Haftasonları normalde çalışmam ancak Çarşamba'dan Cuma'ya kadar yatarak geçirdiğim için bu haftasonu çalışmam gerekiyor. Sabah uyandım ve telefonumdaki bütün cevapsız aramalara teker teker dönüş yaptım. Bunlardan biri de Selim Bey'di. Hastayken Selim Bey randevu için aramıştı. Kendisine durumumu anlattığımda profesyonel yardıma ihtiyacım olursa arayabileceğini belirtmişti, bende doktorlardan ve modern tıptan pek hazetmediğim için kibar bir şekilde kendi yöntemlerimle iyileşmeyi deneyeceğimi, eğer bu mümkün olmazsa kendisini arayacağımı belirtmiştim.  
Bu sabah, nöbetten çıkmış ya da çalışıyor olabileceğini düşünerek mesaj attım, "Selim Bey merhaba, iyileştim ve çalışmaya başlıyorum, müsaitseniz bugün ya da yarın görüşebiliriz". Selim Bey mesajıma aramayla cevap verdi, nöbetten yeni çıktığını, bugün, mümkünse öğleden önce gelebileceğini belirtti.  
Saat on buçuk gibi ofiste buluşmak üzere randevulaştık. 

Ofise geçtim, bugün öğleden önce başka işim yoktu, Selim Bey'i bekliyordum, biraz sonra geldi. 

Merhabalar nasılsınız faslından sonra konuya girdik. 
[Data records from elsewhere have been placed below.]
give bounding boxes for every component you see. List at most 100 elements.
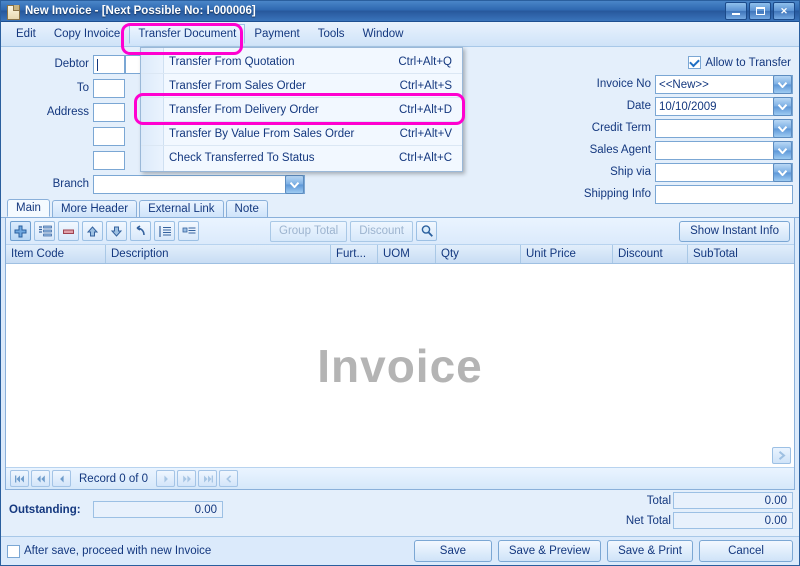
shipping-info-input[interactable] [655, 185, 793, 204]
undo-icon[interactable] [130, 221, 151, 241]
address-label: Address [46, 106, 89, 118]
record-navigator: Record 0 of 0 [6, 467, 794, 489]
tab-external-link[interactable]: External Link [139, 200, 224, 217]
menu-item-shortcut: Ctrl+Alt+S [399, 79, 452, 92]
invoice-no-combo[interactable]: <<New>> [655, 75, 793, 94]
menu-item-transfer-by-value-from-sales-order[interactable]: Transfer By Value From Sales Order Ctrl+… [141, 122, 462, 146]
next-page-icon[interactable] [177, 470, 197, 487]
address-line-1-input[interactable] [93, 103, 125, 122]
branch-combo[interactable] [93, 175, 305, 194]
maximize-button[interactable] [749, 2, 771, 20]
prev-page-icon[interactable] [31, 470, 50, 487]
chevron-right-icon[interactable] [772, 447, 791, 464]
show-instant-info-button[interactable]: Show Instant Info [679, 220, 790, 242]
grid-column-item-code[interactable]: Item Code [6, 245, 106, 263]
menu-item-transfer-from-quotation[interactable]: Transfer From Quotation Ctrl+Alt+Q [141, 50, 462, 74]
move-up-icon[interactable] [82, 221, 103, 241]
menu-item-shortcut: Ctrl+Alt+C [398, 151, 452, 164]
move-down-icon[interactable] [106, 221, 127, 241]
net-total-value: 0.00 [673, 512, 793, 529]
window-controls: ✕ [725, 2, 797, 20]
chevron-down-icon[interactable] [773, 141, 792, 160]
menu-tools[interactable]: Tools [309, 24, 354, 44]
tab-note[interactable]: Note [225, 200, 268, 217]
next-record-icon[interactable] [156, 470, 176, 487]
indent-icon[interactable] [154, 221, 175, 241]
add-row-icon[interactable] [10, 221, 31, 241]
window-title-main: New Invoice - [25, 5, 102, 17]
tab-main[interactable]: Main [7, 199, 50, 217]
branch-label: Branch [52, 178, 89, 190]
delete-row-icon[interactable] [58, 221, 79, 241]
outstanding-label: Outstanding: [9, 504, 81, 516]
tab-more-header[interactable]: More Header [51, 200, 138, 217]
invoice-window: New Invoice - [Next Possible No: I-00000… [0, 0, 800, 566]
menu-payment[interactable]: Payment [245, 24, 308, 44]
menu-item-transfer-from-delivery-order[interactable]: Transfer From Delivery Order Ctrl+Alt+D [141, 98, 462, 122]
group-total-button[interactable]: Group Total [270, 220, 348, 242]
credit-term-combo[interactable] [655, 119, 793, 138]
debtor-input[interactable] [93, 55, 125, 74]
date-value: 10/10/2009 [659, 100, 717, 113]
menu-item-label: Transfer From Delivery Order [169, 103, 319, 116]
allow-to-transfer-label: Allow to Transfer [705, 56, 791, 69]
save-and-print-button[interactable]: Save & Print [607, 540, 693, 562]
menu-item-label: Transfer From Sales Order [169, 79, 306, 92]
record-count-label: Record 0 of 0 [79, 472, 149, 485]
cancel-button[interactable]: Cancel [699, 540, 793, 562]
menu-edit[interactable]: Edit [7, 24, 45, 44]
grid-column-discount[interactable]: Discount [613, 245, 688, 263]
footer-buttons: Save Save & Preview Save & Print Cancel [408, 540, 793, 562]
invoice-no-value: <<New>> [659, 78, 709, 91]
address-line-2-input[interactable] [93, 127, 125, 146]
discount-button[interactable]: Discount [350, 220, 413, 242]
menu-item-label: Check Transferred To Status [169, 151, 315, 164]
chevron-down-icon[interactable] [773, 75, 792, 94]
totals-area: Total 0.00 Net Total 0.00 Outstanding: 0… [1, 490, 799, 536]
close-button[interactable]: ✕ [773, 2, 795, 20]
chevron-down-icon[interactable] [285, 175, 304, 194]
date-combo[interactable]: 10/10/2009 [655, 97, 793, 116]
to-input[interactable] [93, 79, 125, 98]
allow-to-transfer-checkbox[interactable]: Allow to Transfer [688, 56, 791, 69]
menu-window[interactable]: Window [354, 24, 413, 44]
detail-icon[interactable] [178, 221, 199, 241]
magnifier-icon[interactable] [416, 221, 437, 241]
after-save-checkbox[interactable]: After save, proceed with new Invoice [7, 544, 212, 558]
chevron-down-icon[interactable] [773, 97, 792, 116]
grid-header: Item Code Description Furt... UOM Qty Un… [6, 245, 794, 264]
menu-item-check-transferred-to-status[interactable]: Check Transferred To Status Ctrl+Alt+C [141, 146, 462, 169]
ship-via-combo[interactable] [655, 163, 793, 182]
grid-column-description[interactable]: Description [106, 245, 331, 263]
save-button[interactable]: Save [413, 540, 492, 562]
shipping-info-label: Shipping Info [583, 188, 651, 200]
after-save-label: After save, proceed with new Invoice [24, 545, 212, 557]
first-record-icon[interactable] [10, 470, 29, 487]
last-record-icon[interactable] [198, 470, 218, 487]
grid-column-uom[interactable]: UOM [378, 245, 436, 263]
menu-item-transfer-from-sales-order[interactable]: Transfer From Sales Order Ctrl+Alt+S [141, 74, 462, 98]
grid-column-further[interactable]: Furt... [331, 245, 378, 263]
minimize-button[interactable] [725, 2, 747, 20]
grid-column-unit-price[interactable]: Unit Price [521, 245, 613, 263]
after-save-checkbox-box [7, 544, 20, 558]
back-chevron-icon[interactable] [219, 470, 239, 487]
date-label: Date [626, 100, 651, 112]
title-bar: New Invoice - [Next Possible No: I-00000… [1, 1, 799, 22]
grid-column-qty[interactable]: Qty [436, 245, 521, 263]
menu-copy-invoice[interactable]: Copy Invoice [45, 24, 129, 44]
save-and-preview-button[interactable]: Save & Preview [497, 540, 602, 562]
ship-via-label: Ship via [610, 166, 651, 178]
chevron-down-icon[interactable] [773, 119, 792, 138]
prev-record-icon[interactable] [52, 470, 71, 487]
invoice-no-label: Invoice No [596, 78, 651, 90]
menu-transfer-document[interactable]: Transfer Document [129, 24, 246, 44]
transfer-document-menu: Transfer From Quotation Ctrl+Alt+Q Trans… [140, 47, 463, 172]
window-title-suffix: [Next Possible No: I-000006] [101, 5, 256, 17]
chevron-down-icon[interactable] [773, 163, 792, 182]
sales-agent-combo[interactable] [655, 141, 793, 160]
grid-body[interactable]: Invoice [6, 264, 794, 467]
insert-row-icon[interactable] [34, 221, 55, 241]
grid-column-subtotal[interactable]: SubTotal [688, 245, 794, 263]
address-line-3-input[interactable] [93, 151, 125, 170]
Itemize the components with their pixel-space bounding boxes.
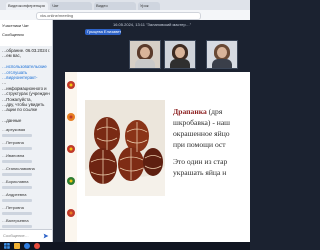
windows-start-icon[interactable] xyxy=(4,243,10,249)
participant-face xyxy=(175,47,185,58)
browser-tab-4[interactable]: Урок xyxy=(138,2,160,10)
chat-entry[interactable]: …Станиславовна xyxy=(2,167,50,176)
chat-entry-message xyxy=(2,172,32,176)
participant-body xyxy=(135,59,155,68)
chat-entry[interactable]: …Валерьевна xyxy=(2,219,50,228)
chat-entry[interactable]: …Петровна xyxy=(2,206,50,215)
slide-line: (дря xyxy=(208,107,223,116)
chat-entry[interactable]: …Бориславна xyxy=(2,180,50,189)
browser-tab-bar: Видеоконференция Чат Видео Урок xyxy=(0,0,250,10)
browser-tab-2[interactable]: Чат xyxy=(50,2,92,10)
chat-line: …структурах (учрежден xyxy=(2,91,50,97)
chat-entry-message xyxy=(2,146,32,150)
participant-face xyxy=(217,47,227,58)
meeting-title: 16.05.2024, 13:11 "Залановский мастер…" xyxy=(113,22,192,27)
slide-line: окрашенное яйцо xyxy=(173,129,230,138)
browser-tab-1[interactable]: Видеоконференция xyxy=(6,2,48,10)
slide-line: при помощи ост xyxy=(173,140,226,149)
easter-eggs-photo xyxy=(85,100,165,196)
slide-title-word: Драпанка xyxy=(173,107,207,116)
flower-icon xyxy=(67,177,75,185)
chat-entry[interactable]: …Андреевна xyxy=(2,193,50,202)
chat-header: Участники Чат Сообщения xyxy=(0,20,52,46)
chat-entry-message xyxy=(2,198,32,202)
chat-entry-author: …Петровна xyxy=(2,141,24,145)
chat-header-tabs[interactable]: Участники Чат xyxy=(2,23,29,28)
chat-input-placeholder: Сообщение… xyxy=(3,233,29,238)
participant-body xyxy=(212,59,232,68)
chat-entry[interactable]: …ареуковая xyxy=(2,128,50,137)
chat-message-input[interactable]: Сообщение… xyxy=(0,229,52,242)
speaker-name-chip[interactable]: Грыцева Елизавет xyxy=(85,29,121,35)
flower-icon xyxy=(67,113,75,121)
file-explorer-icon[interactable] xyxy=(14,243,20,249)
chat-entry-author: …Бориславна xyxy=(2,180,29,184)
flower-icon xyxy=(67,145,75,153)
chat-line: …использовательские xyxy=(2,64,47,70)
browser-icon[interactable] xyxy=(24,243,30,249)
participant-face xyxy=(140,47,150,58)
chat-entry-message xyxy=(2,185,32,189)
chat-entry-author: …ареуковая xyxy=(2,128,26,132)
chat-entry-message xyxy=(2,211,32,215)
app-icon[interactable] xyxy=(34,243,40,249)
slide-line: шкробавка) - наш xyxy=(173,118,231,127)
chat-entry-message xyxy=(2,159,32,163)
slide-line: украшать яйца н xyxy=(173,168,227,177)
chat-entry-author: …Ивановна xyxy=(2,154,25,158)
chat-panel: Участники Чат Сообщения …обрание. 06.03.… xyxy=(0,20,53,242)
flower-icon xyxy=(67,81,75,89)
slide-line: Это один из стар xyxy=(173,157,228,166)
address-input[interactable]: vks.online/meeting xyxy=(36,12,201,20)
chat-entry-author: …Валерьевна xyxy=(2,219,29,223)
participant-video[interactable] xyxy=(164,40,196,69)
chat-entry-author: …Станиславовна xyxy=(2,167,35,171)
chat-entry[interactable]: …Петровна xyxy=(2,141,50,150)
chat-entry-message xyxy=(2,224,32,228)
participant-video[interactable] xyxy=(206,40,238,69)
browser-tab-3[interactable]: Видео xyxy=(94,2,136,10)
send-icon[interactable] xyxy=(43,233,49,239)
slide-text: Драпанка (дря шкробавка) - наш окрашенно… xyxy=(173,106,250,178)
meeting-area: 16.05.2024, 13:11 "Залановский мастер…" … xyxy=(53,20,250,250)
chat-entry-author: …Андреевна xyxy=(2,193,27,197)
chat-entry-message xyxy=(2,133,32,137)
decorated-eggs-image xyxy=(85,100,165,196)
slide-ornament-border xyxy=(65,72,77,250)
flower-icon xyxy=(67,209,75,217)
participant-video[interactable] xyxy=(129,40,161,69)
participant-body xyxy=(170,59,190,68)
chat-header-subtitle: Сообщения xyxy=(2,32,24,37)
chat-message-intro: …обрание. 06.03.2024 г. …ем вас, …исполь… xyxy=(2,48,50,124)
chat-line: …данные xyxy=(2,118,22,124)
shared-slide: Драпанка (дря шкробавка) - наш окрашенно… xyxy=(65,72,250,250)
os-taskbar xyxy=(0,242,250,250)
chat-entry[interactable]: …Ивановна xyxy=(2,154,50,163)
chat-entry-author: …Петровна xyxy=(2,206,24,210)
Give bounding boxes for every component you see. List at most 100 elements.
-Selim Bey dosyanıza göz atarak bir profil oluşturmaya çalıştım. Bu profil için neler yapabiliriz diye de düşündüm.

Selim Bey söze girdi. 
-Asım Bey özür dileyerek bölüyorum. İçinde yaşadığımız toplumun alışkanlıkları var, bizim için önceden belirlediği standartları var. Ben öncelikle ve özellikle belirtmek istiyorum, benim bununla ilgili bir problemim yok. Yani bu alışkanlıkları, standartları, mümkün olduğunca önemsemeden yaşamaya çalışıyorum hem bu uyumsuzluk benim için problem değil aksine çözüm. Benim sorun olarak gördüğüm ve farklı bir bakış açısı alarak yardıma ihtiyaç duyduğum mevzuların burdan kaynaklandığının düşünülmesi ve çözümün de burda aranması beni rahatsız ediyor. Bunu öncelikli olarak belirtmek istiyorum. Mesela, sizin dosyanızda yazan, 30 yaşında ve bekar olmam, mutsuz hissetmemin nedeni değil. Mutsuzluğuma çözüm aramak için de burda değilim. Mevcut hayatımdan maksimum verim alabilmek için bir yaşam koçuna ihtiyaç duydum. Anlatabiliyor muyum Asım Bey? 
-Daha iyi açıklanamazdı, dedim ve sustum. Aslında susmamam gerekirdi, acilen bir şeyler söylemeliydim. Çünkü susmam, kabullenmem demekti. Yani Selim Bey'i geleneksel bir kalıba sokmaya çalışıyormuşum demekti. Peki öyle değil miydi? Acilen söylemeye çalışacağım şeyler 'hatasını bastırmaya çalışan acemi' izlenimi vermeyecek miydi? Bu düşünceler kafamdan geçerken, kendimi tutamadım ve söze girdim. 
-Yaşam Koçluğu'nun ne olduğunu bilerek bu kapıdan giren ilk kişisiniz. Tabi ki birtakım önyargılarınız olması doğal. Ancak emin olun ki ben sizi anlıyor ve ne istediğinizi biliyorum. Siz akıllı bir insansınız, akıl istemiyorsunuz, müdahale istemiyorsunuz, bakış açısı istiyorsunuz. 
Bunları söylerken Selim Bey'in bakışlarındaki yumuşama, bir anda düşünmeden kurduğum cümleler sayesinde olmuştu. Demek ki doğru insandım!  
Selim Bey rahatlamış ve kıvama gelmişti. 
- Asım Bey, doğru yerde olduğumdan eminim. 
(Devamı gelecek)....

2 Eylül 2016 Cuma

Hastaydım ve amaçsızdı yaşamak, o yüzden üç gün uyudum

Birkaç gündür hasta olduğum için yatıyordum. Neyse ki iyileştim. Çok sık hastalanmıyorum ama hastalandığım zaman da yataktan çıkamıyorum. Dışardan çorba sipariş ediyorum, çorbayı içip tekrar yatıyorum. Her uyandığımda kendimi yokluyorum "iyileştim mi" diye.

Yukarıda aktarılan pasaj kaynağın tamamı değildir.